By Martin Gibson

Here is the link to join the Sunday and Wednesday services of Holy Communion (10:00am):

ttps://us02web.zoom.us/j/4847949535?pwd=K0ZTK2h6QjRHTk8rbWZBdlh6cDQ2QT09

Meeting id: 484 794 9535 Passcode: 700999

The ALPHA course is held on Monday evenings, starting at 8.30pm. The link immediately above here is the one to use for anyone wishing to join.

The PCC met yesterday. Among matters discussed were the Church Tower restoration and activities during Lent. The cost of the repairs to the tower have risen by around £12,000 since last year. The PCC agreed to continue funding the shortfall, as a loan. Contracts between St Mary’s and the contractors, Centreline, should be signed next week.

Regarding Lent (which is Wednesday 17th February to Saturday 3rd April) Sue Farr showed a booklet of prayer and meditation, called LIVE LENT, the cost of which has been covered by a generous donation from a parishioner. It is available from Sue Farr – just ring.

The PCC also agreed to support the local charity 125. This Bristol based charity helps women suffering from drug and domestic abuse as well as primarily helping sex workers, many of whom are abused in different ways.

The PCC decided to work towards re-opening St Mary’s on Wednesday 10th March. This will depend very much on Government advice at that time. If, however, we can re-open, the policy of a Wednesday and Sunday Holy Communion as before will be followed.

Janet McBride was officially co-opted onto the PCC.

There are plans afoot to revamp the website. The proposal is that when anyone searches for St Mary’s or St Helen’s etc, a new page will instantly pop up. This will be the united Severnside North website. From there, all one will need to do, is to click on whichever church in the benefice you require.
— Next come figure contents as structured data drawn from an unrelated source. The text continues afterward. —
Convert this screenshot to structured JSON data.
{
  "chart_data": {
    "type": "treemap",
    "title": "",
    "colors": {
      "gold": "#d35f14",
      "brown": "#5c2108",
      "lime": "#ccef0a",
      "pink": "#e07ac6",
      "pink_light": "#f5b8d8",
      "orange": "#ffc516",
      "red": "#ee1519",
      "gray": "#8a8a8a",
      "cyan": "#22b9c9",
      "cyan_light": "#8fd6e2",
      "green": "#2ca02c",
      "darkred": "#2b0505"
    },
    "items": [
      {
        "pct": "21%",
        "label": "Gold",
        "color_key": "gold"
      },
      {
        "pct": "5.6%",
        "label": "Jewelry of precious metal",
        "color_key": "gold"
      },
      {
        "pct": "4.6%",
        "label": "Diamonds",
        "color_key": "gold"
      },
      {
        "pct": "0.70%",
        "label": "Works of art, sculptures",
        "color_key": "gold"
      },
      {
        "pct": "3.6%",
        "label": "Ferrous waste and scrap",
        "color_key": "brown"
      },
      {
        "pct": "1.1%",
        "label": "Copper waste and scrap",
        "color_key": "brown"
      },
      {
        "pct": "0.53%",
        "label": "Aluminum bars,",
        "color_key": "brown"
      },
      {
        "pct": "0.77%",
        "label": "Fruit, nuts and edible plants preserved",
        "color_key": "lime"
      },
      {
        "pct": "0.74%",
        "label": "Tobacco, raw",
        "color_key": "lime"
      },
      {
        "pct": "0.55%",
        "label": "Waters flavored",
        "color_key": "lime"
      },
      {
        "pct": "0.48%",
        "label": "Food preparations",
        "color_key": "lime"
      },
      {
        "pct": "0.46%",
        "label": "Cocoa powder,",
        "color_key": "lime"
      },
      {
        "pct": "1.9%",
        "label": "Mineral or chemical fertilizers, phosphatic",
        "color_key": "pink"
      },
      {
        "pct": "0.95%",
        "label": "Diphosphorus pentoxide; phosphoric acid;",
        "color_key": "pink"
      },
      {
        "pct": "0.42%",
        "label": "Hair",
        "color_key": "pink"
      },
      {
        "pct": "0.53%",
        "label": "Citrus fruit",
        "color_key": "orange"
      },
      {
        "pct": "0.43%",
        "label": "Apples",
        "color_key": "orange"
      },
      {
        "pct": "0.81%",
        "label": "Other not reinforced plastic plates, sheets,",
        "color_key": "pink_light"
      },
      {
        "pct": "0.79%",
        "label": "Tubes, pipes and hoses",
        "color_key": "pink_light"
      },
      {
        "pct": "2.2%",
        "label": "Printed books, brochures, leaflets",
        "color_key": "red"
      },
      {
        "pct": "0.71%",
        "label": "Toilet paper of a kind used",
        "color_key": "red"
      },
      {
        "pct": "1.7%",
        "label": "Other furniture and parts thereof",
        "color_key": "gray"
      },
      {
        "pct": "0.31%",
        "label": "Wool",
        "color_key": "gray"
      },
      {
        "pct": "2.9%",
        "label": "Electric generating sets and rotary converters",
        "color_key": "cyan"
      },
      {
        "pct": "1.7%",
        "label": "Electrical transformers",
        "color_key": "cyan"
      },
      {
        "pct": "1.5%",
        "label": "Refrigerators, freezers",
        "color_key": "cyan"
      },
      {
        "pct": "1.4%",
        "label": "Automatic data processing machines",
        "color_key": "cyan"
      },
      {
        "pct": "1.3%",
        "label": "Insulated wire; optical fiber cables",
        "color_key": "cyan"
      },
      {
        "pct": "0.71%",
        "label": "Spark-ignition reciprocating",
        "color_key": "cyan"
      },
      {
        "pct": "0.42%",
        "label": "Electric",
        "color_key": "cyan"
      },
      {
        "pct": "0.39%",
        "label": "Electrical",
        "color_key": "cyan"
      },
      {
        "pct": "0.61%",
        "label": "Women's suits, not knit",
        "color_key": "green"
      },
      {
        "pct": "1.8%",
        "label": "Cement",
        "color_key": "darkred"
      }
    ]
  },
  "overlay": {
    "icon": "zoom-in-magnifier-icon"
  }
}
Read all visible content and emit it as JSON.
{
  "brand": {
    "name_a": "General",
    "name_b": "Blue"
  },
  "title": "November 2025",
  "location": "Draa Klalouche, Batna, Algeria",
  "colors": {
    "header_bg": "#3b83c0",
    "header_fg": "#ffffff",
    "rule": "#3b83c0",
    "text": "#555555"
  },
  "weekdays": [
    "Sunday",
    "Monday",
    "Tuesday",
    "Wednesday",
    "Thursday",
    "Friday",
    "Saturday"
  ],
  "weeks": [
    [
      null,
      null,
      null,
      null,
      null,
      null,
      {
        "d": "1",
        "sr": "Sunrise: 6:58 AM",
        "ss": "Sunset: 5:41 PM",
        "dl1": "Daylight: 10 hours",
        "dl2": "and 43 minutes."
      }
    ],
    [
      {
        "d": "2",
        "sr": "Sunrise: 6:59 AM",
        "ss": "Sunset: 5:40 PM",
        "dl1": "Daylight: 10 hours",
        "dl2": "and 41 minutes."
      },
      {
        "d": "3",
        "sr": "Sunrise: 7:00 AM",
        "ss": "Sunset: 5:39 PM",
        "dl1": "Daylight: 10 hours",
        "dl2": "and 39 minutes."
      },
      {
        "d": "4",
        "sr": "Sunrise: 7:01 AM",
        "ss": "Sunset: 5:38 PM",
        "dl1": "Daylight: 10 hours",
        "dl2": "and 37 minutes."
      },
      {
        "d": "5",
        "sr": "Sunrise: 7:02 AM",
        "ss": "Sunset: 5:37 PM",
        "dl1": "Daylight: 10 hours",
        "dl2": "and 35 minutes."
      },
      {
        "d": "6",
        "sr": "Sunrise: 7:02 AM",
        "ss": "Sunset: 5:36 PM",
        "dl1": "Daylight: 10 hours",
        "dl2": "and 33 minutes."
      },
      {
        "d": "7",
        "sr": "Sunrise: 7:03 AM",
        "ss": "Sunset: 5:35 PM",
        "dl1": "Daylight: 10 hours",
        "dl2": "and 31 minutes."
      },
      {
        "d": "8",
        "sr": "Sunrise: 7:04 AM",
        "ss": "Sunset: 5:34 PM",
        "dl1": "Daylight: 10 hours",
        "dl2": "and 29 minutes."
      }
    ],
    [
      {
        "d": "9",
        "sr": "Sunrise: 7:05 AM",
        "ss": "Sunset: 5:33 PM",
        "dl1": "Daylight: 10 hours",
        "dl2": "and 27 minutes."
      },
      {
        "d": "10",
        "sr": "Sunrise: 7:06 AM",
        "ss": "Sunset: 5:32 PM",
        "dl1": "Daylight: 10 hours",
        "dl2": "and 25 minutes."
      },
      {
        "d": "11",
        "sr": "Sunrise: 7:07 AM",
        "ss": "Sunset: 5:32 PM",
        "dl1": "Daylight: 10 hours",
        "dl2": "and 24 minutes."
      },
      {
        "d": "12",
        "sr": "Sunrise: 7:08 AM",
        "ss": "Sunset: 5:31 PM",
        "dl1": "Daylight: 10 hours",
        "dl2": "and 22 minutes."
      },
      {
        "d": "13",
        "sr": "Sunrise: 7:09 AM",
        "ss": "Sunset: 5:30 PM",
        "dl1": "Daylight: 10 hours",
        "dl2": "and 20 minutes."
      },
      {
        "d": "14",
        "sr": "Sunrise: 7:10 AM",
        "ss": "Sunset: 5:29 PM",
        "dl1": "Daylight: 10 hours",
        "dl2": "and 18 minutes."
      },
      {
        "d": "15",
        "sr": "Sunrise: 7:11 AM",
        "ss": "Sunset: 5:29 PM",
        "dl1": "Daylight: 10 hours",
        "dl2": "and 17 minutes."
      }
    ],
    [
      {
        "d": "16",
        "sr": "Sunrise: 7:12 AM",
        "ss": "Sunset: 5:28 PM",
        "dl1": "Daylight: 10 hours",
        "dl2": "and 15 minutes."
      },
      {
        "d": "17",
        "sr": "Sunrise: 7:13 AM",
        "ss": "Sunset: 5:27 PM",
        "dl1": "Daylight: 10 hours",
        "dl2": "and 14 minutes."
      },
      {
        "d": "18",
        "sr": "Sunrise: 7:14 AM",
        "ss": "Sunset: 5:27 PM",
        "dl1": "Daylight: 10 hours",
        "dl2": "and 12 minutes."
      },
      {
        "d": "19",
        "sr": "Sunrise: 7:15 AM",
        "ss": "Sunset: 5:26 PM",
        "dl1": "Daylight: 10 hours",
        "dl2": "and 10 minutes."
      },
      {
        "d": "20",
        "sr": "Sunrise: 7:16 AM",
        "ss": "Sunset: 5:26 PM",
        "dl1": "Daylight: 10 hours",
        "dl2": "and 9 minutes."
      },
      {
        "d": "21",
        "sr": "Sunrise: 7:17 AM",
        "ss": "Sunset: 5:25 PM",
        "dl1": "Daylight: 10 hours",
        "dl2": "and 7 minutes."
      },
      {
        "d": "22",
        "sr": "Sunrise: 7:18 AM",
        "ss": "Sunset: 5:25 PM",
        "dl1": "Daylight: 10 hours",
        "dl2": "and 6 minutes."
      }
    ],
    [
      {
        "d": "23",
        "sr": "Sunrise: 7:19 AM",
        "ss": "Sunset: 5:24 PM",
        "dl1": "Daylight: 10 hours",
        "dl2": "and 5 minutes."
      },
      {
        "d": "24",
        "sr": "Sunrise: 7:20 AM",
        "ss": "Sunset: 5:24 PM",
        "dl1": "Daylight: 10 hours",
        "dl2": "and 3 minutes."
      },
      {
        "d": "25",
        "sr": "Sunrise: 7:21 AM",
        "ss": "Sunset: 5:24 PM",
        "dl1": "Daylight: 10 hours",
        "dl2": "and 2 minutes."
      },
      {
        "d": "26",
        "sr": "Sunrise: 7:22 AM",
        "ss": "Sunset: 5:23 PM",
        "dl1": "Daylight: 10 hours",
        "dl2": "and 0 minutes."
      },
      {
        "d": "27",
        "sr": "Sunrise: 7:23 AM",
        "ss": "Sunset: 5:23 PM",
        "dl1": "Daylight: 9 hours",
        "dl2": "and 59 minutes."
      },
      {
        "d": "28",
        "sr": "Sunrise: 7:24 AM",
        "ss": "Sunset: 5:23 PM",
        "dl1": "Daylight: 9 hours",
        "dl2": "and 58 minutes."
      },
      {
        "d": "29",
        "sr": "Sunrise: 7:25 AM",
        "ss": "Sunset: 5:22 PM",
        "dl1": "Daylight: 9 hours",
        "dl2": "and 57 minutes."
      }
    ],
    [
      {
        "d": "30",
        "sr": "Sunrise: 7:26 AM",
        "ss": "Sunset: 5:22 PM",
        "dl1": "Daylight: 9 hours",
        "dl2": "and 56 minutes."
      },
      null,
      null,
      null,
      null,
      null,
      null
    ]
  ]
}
Films during Lent. The Monday Movie team, together with Michael Kirby, is planning to show (online, of course) appropriate films for Lent. More details nearer the time.

Today is the Saint’s Day of Phileas of Thmuis, a 4th century Egyptian Christian and Bishop. His epistle was originally printed in 1885, the ten-volume set, Ante-Nicene Fathers, brings together the work of early Christian thinkers. In particular, it brings together the writings of the early Church fathers prior to the fourth century Nicene Creed. These volumes are noteworthy for their inclusion of entire texts, and not simply fragments or excerpts from these great writings. The translations are fairly literal, providing both readers and scholars with a good approximation of the originals. This volume harmonizes various fragmentary material. It contains the work of different authors: St. Gregory Thaumaturgus, Pope Dionysius of Alexandria, Sextus Julius Africanus, St. Anatolius, Pope Peter of Alexandria, and others. These writings were heavily influential on the early Church, and for good reason, as they are inspirational and encouraging. These volumes also come with many useful notes, providing the reader with new levels of understanding. Overall, Ante-Nicene Fathers, or any part of it, is a welcome addition to one’s reading list. Not a lot of people know that!

The South Glos Council consultation regarding the possibility of extending the footpath on Old Down Hill closer towards Pool Corner, opened officially on the 1st February. Anyone wishing to make a representation should go to the Council’s website for details. The process ends on 21st February. The Parish Council is providing input on behalf of the parish.

And, of course:

The Vicar had stepped in at short notice to take the funeral. At the point where the eulogy comes around he said “I didn’t personally know the deceased. Does anyone here want to say a few words?”

After a short and awkward silence, a voice at the back said “His brother was much worse.”